Kamel replied: "we changed the factory into pesticide production. Part of the establishment started to produce medicine [...] We gave insturctions [sic] not to produce chemical weapons." (p.13).

Despite the significance of these claims, it was not known that Kamel made this assertion until February 2003. Kamel's claim was first carried on 24 February 2003 by Newsweek, who reported that Kamel told U.N. inspectors that Iraq had destroyed its entire stockpile of chemical and biological weapons and banned missiles, as Iraq claims (Newsweek, 3/3/03). Newsweek reported that the weapons were destroyed secretly, in order to hide their existence from inspectors, in the hopes of someday resuming production after inspections had finished. The CIA and MI6 were told the same story, Newsweek reported.

http://www.fair.org/index.php?page=1845



Kamel's defection has been cited repeatedly by George W. Bush and leading administration officials as evidence that 1) Iraq has not disarmed; 2) inspections cannot disarm it; and 3) defectors such as Kamel are the most reliable source of information on Iraq's weapons.

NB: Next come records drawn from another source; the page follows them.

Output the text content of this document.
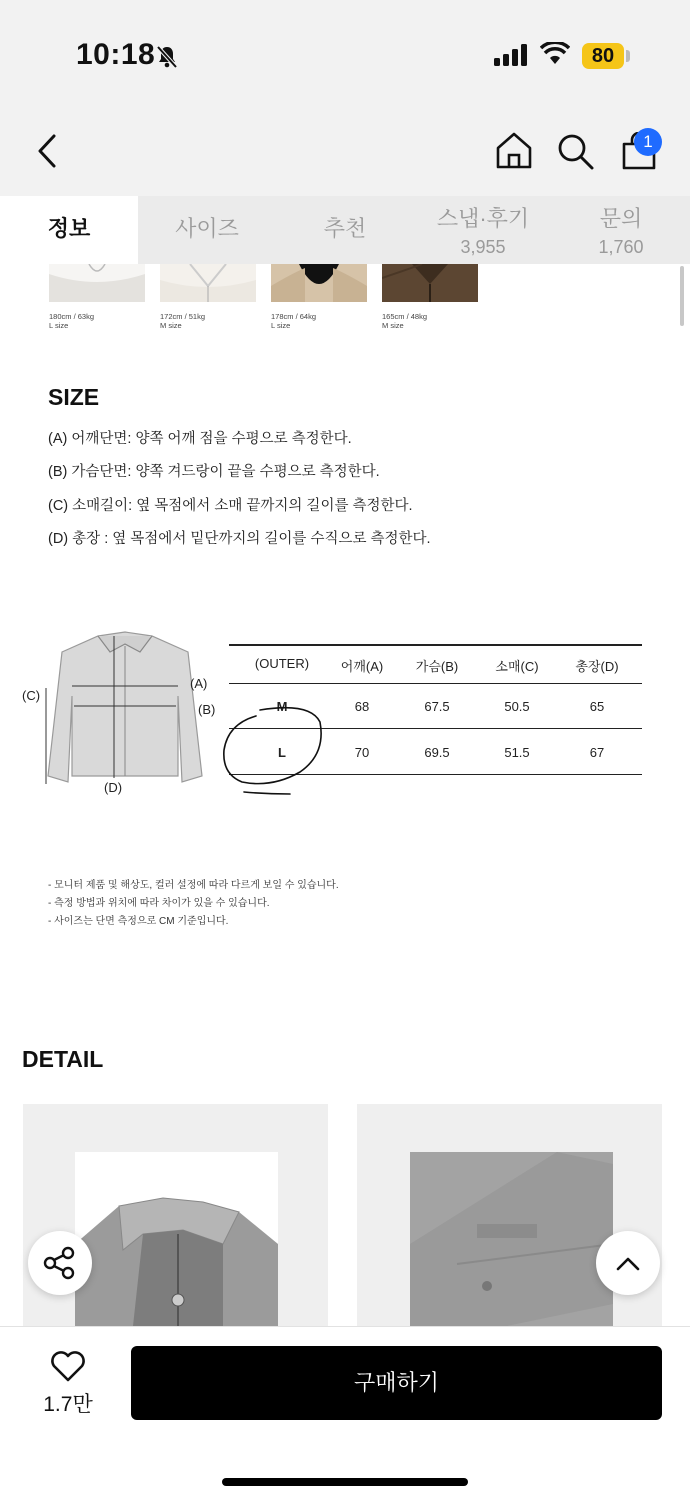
10:18	80
1
정보	사이즈	추천	스냅·후기
3,955
문의
1,760
180cm / 63kg
L size
172cm / 51kg
M size
178cm / 64kg
L size
165cm / 48kg
M size
SIZE
(A) 어깨단면: 양쪽 어깨 점을 수평으로 측정한다.
(B) 가슴단면: 양쪽 겨드랑이 끝을 수평으로 측정한다.
(C) 소매길이: 옆 목점에서 소매 끝까지의 길이를 측정한다.
(D) 총장 : 옆 목점에서 밑단까지의 길이를 수직으로 측정한다.
(A)
(B)
(C)
(D)
(OUTER)	어깨(A)	가슴(B)	소매(C)	총장(D)
M	68	67.5	50.5	65
L	70	69.5	51.5	67
- 모니터 제품 및 해상도, 컬러 설정에 따라 다르게 보일 수 있습니다.
- 측정 방법과 위치에 따라 차이가 있을 수 있습니다.
- 사이즈는 단면 측정으로 CM 기준입니다.
DETAIL
1.7만
구매하기
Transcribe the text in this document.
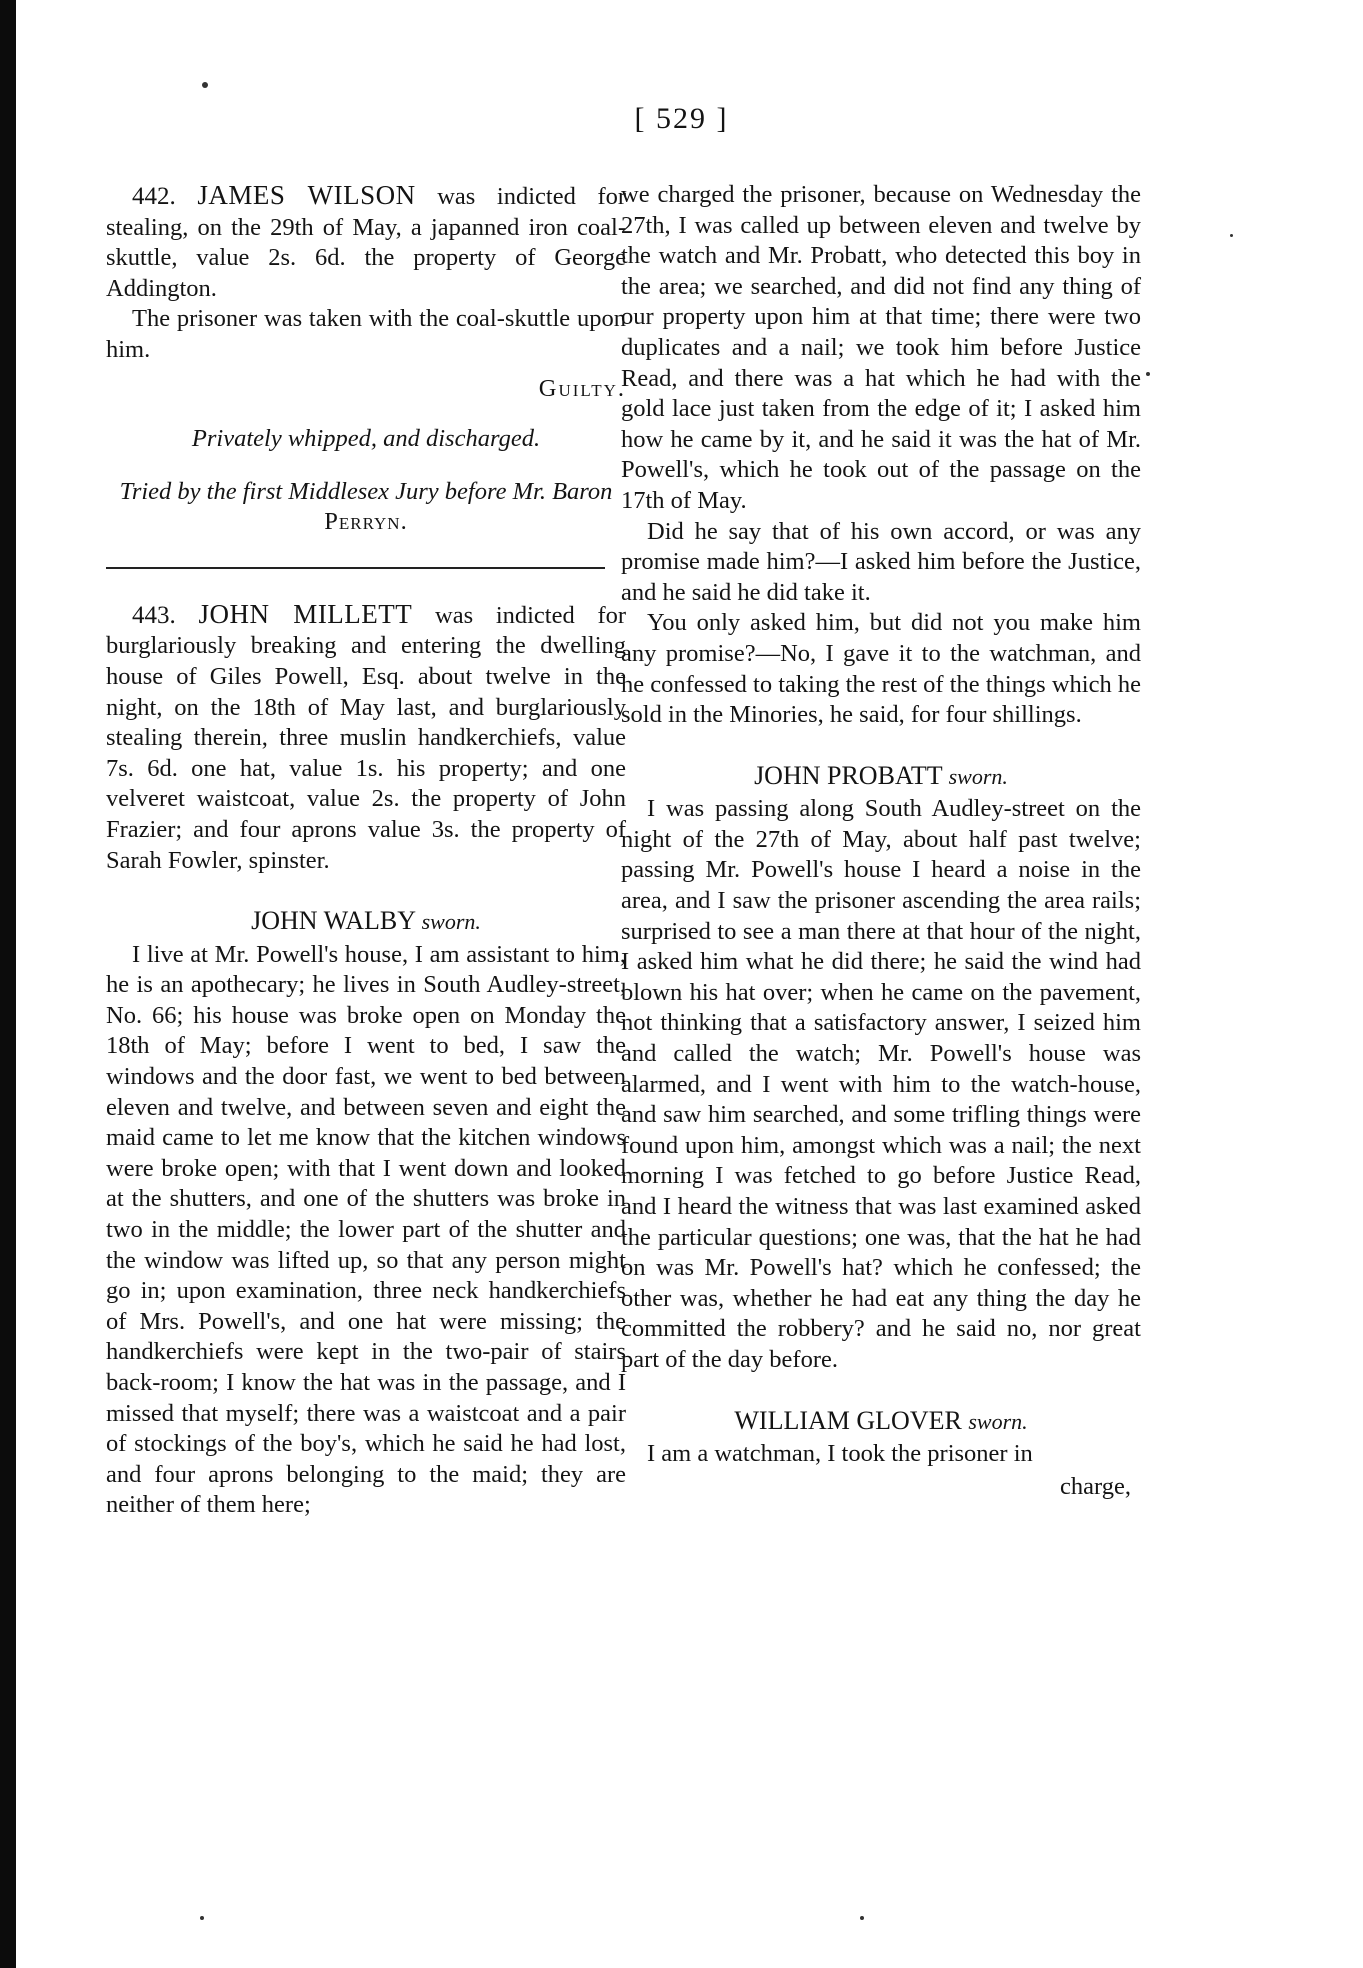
[ 529 ]

442. JAMES WILSON was indicted for stealing, on the 29th of May, a japanned iron coal-skuttle, value 2s. 6d. the property of George Addington.

The prisoner was taken with the coal-skuttle upon him.

Guilty.
Privately whipped, and discharged.
Tried by the first Middlesex Jury before Mr. Baron Perryn.

443. JOHN MILLETT was indicted for burglariously breaking and entering the dwelling house of Giles Powell, Esq. about twelve in the night, on the 18th of May last, and burglariously stealing therein, three muslin handkerchiefs, value 7s. 6d. one hat, value 1s. his property; and one velveret waistcoat, value 2s. the property of John Frazier; and four aprons value 3s. the property of Sarah Fowler, spinster.

JOHN WALBY sworn.

I live at Mr. Powell's house, I am assistant to him, he is an apothecary; he lives in South Audley-street, No. 66; his house was broke open on Monday the 18th of May; before I went to bed, I saw the windows and the door fast, we went to bed between eleven and twelve, and between seven and eight the maid came to let me know that the kitchen windows were broke open; with that I went down and looked at the shutters, and one of the shutters was broke in two in the middle; the lower part of the shutter and the window was lifted up, so that any person might go in; upon examination, three neck handkerchiefs of Mrs. Powell's, and one hat were missing; the handkerchiefs were kept in the two-pair of stairs back-room; I know the hat was in the passage, and I missed that myself; there was a waistcoat and a pair of stockings of the boy's, which he said he had lost, and four aprons belonging to the maid; they are neither of them here;

we charged the prisoner, because on Wednesday the 27th, I was called up between eleven and twelve by the watch and Mr. Probatt, who detected this boy in the area; we searched, and did not find any thing of our property upon him at that time; there were two duplicates and a nail; we took him before Justice Read, and there was a hat which he had with the gold lace just taken from the edge of it; I asked him how he came by it, and he said it was the hat of Mr. Powell's, which he took out of the passage on the 17th of May.

Did he say that of his own accord, or was any promise made him?—I asked him before the Justice, and he said he did take it.

You only asked him, but did not you make him any promise?—No, I gave it to the watchman, and he confessed to taking the rest of the things which he sold in the Minories, he said, for four shillings.

JOHN PROBATT sworn.

I was passing along South Audley-street on the night of the 27th of May, about half past twelve; passing Mr. Powell's house I heard a noise in the area, and I saw the prisoner ascending the area rails; surprised to see a man there at that hour of the night, I asked him what he did there; he said the wind had blown his hat over; when he came on the pavement, not thinking that a satisfactory answer, I seized him and called the watch; Mr. Powell's house was alarmed, and I went with him to the watch-house, and saw him searched, and some trifling things were found upon him, amongst which was a nail; the next morning I was fetched to go before Justice Read, and I heard the witness that was last examined asked the particular questions; one was, that the hat he had on was Mr. Powell's hat? which he confessed; the other was, whether he had eat any thing the day he committed the robbery? and he said no, nor great part of the day before.

WILLIAM GLOVER sworn.

I am a watchman, I took the prisoner in

charge,
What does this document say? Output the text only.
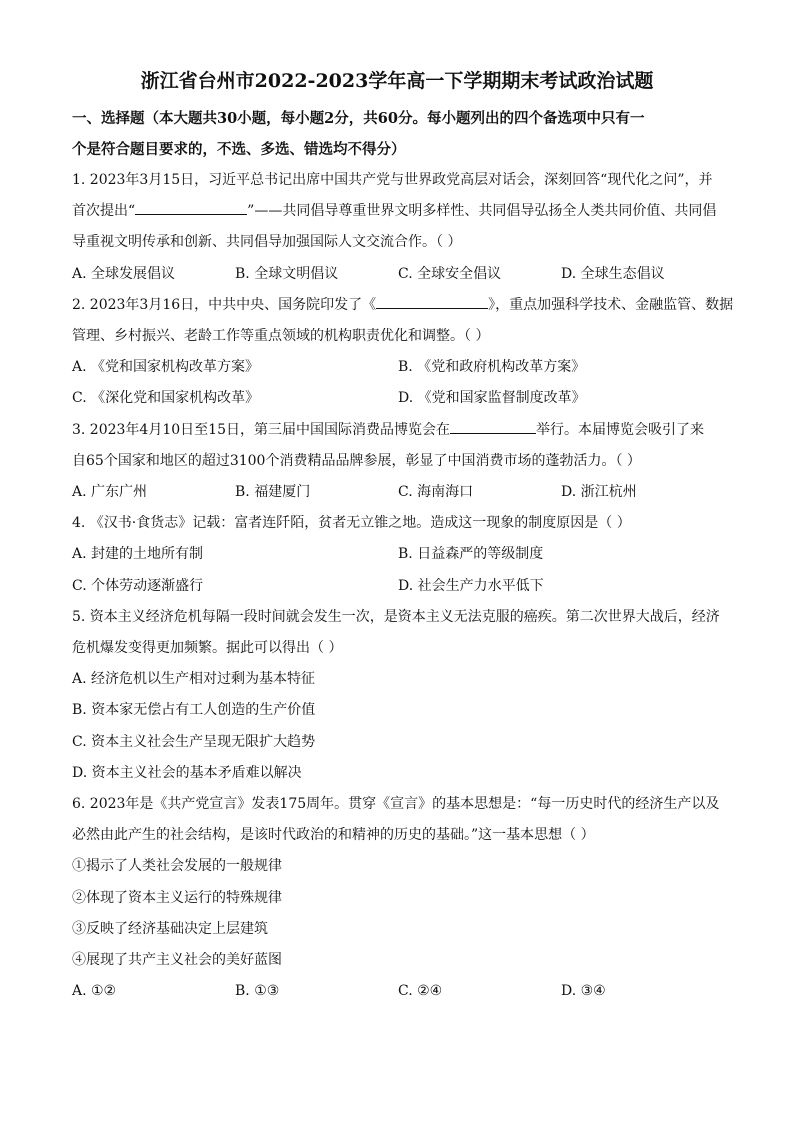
浙江省台州市2022-2023学年高一下学期期末考试政治试题
一、选择题（本大题共30小题，每小题2分，共60分。每小题列出的四个备选项中只有一
个是符合题目要求的，不选、多选、错选均不得分）
1. 2023年3月15日，习近平总书记出席中国共产党与世界政党高层对话会，深刻回答“现代化之问”，并
首次提出“	”——共同倡导尊重世界文明多样性、共同倡导弘扬全人类共同价值、共同倡
导重视文明传承和创新、共同倡导加强国际人文交流合作。（ ）
A. 全球发展倡议	B. 全球文明倡议	C. 全球安全倡议	D. 全球生态倡议
2. 2023年3月16日，中共中央、国务院印发了《	》，重点加强科学技术、金融监管、数据
管理、乡村振兴、老龄工作等重点领域的机构职责优化和调整。（ ）
A. 《党和国家机构改革方案》	B. 《党和政府机构改革方案》
C. 《深化党和国家机构改革》	D. 《党和国家监督制度改革》
3. 2023年4月10日至15日，第三届中国国际消费品博览会在	举行。本届博览会吸引了来
自65个国家和地区的超过3100个消费精品品牌参展，彰显了中国消费市场的蓬勃活力。（ ）
A. 广东广州	B. 福建厦门	C. 海南海口	D. 浙江杭州
4. 《汉书·食货志》记载：富者连阡陌，贫者无立锥之地。造成这一现象的制度原因是（ ）
A. 封建的土地所有制	B. 日益森严的等级制度
C. 个体劳动逐渐盛行	D. 社会生产力水平低下
5. 资本主义经济危机每隔一段时间就会发生一次，是资本主义无法克服的癌疾。第二次世界大战后，经济
危机爆发变得更加频繁。据此可以得出（ ）
A. 经济危机以生产相对过剩为基本特征
B. 资本家无偿占有工人创造的生产价值
C. 资本主义社会生产呈现无限扩大趋势
D. 资本主义社会的基本矛盾难以解决
6. 2023年是《共产党宣言》发表175周年。贯穿《宣言》的基本思想是：“每一历史时代的经济生产以及
必然由此产生的社会结构，是该时代政治的和精神的历史的基础。”这一基本思想（ ）
①揭示了人类社会发展的一般规律
②体现了资本主义运行的特殊规律
③反映了经济基础决定上层建筑
④展现了共产主义社会的美好蓝图
A. ①②	B. ①③	C. ②④	D. ③④
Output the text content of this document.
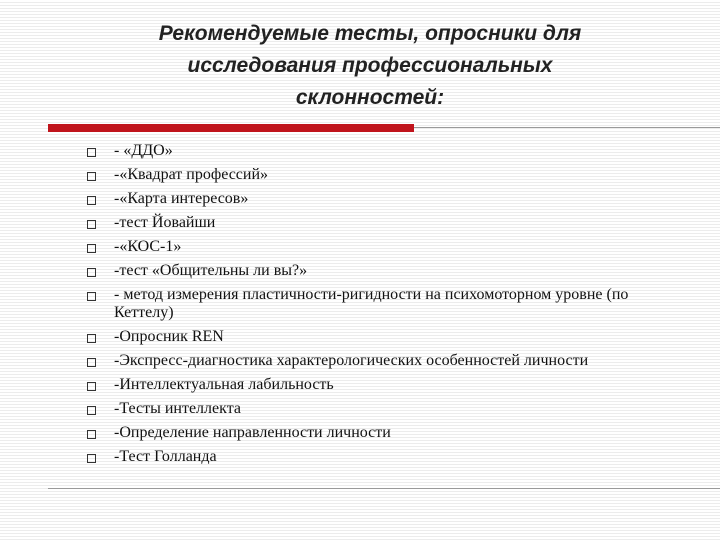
Рекомендуемые тесты, опросники для
исследования профессиональных
склонностей:
- «ДДО»
-«Квадрат профессий»
-«Карта интересов»
-тест Йовайши
-«КОС-1»
-тест «Общительны ли вы?»
- метод измерения пластичности-ригидности на психомоторном уровне (по Кеттелу)
-Опросник REN
-Экспресс-диагностика характерологических особенностей личности
-Интеллектуальная лабильность
-Тесты интеллекта
-Определение направленности личности
-Тест Голланда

Bush declared in an October 7, 2002 speech: "In 1995, after several years of deceit by the Iraqi regime, the head of Iraq's military industries defected. It was then that the regime was forced to admit that it had produced more than 30,000 liters of anthrax and other deadly biological agents. The inspectors, however, concluded that Iraq had likely produced two to four times that amount. This is a massive stockpile of biological weapons that has never been accounted for, and capable of killing millions."


Secretary of State Colin Powell's February 5 presentation to the U.N. Security Council claimed: "It took years for Iraq to finally admit that it had produced four tons of the deadly nerve agent, VX. A single drop of VX on the skin will kill in minutes. Four tons. The admission only came out after inspectors collected documentation as a result of the defection of Hussein Kamel, Saddam Hussein's late son-in-law."


In a speech last August (8/27/02), Vice President Dick Cheney said Kamel's story "should serve as a reminder to all that we often learned more as the result of defections than we learned from the inspection regime itself."


Deputy National Security Advisor Stephen Hadley recently wrote in the Chicago Tribune (2/16/03) that "because of information provided by Iraqi defector and former head of Iraq's weapons of mass destruction programs, Lt. Gen. Hussein Kamel, the regime had to admit in detail how it cheated on its nuclear non-proliferation commitments."

Fad said...

Why Bush is saying that in this particular time of 'end presidency' ? why not before?
Because making it like an intelligence failure is better that a Crime of War.
He is sure that a lot of truth seekers will will be anxious to put him in trial

Michael said...

Yes I'm pleased to say he's getting worried.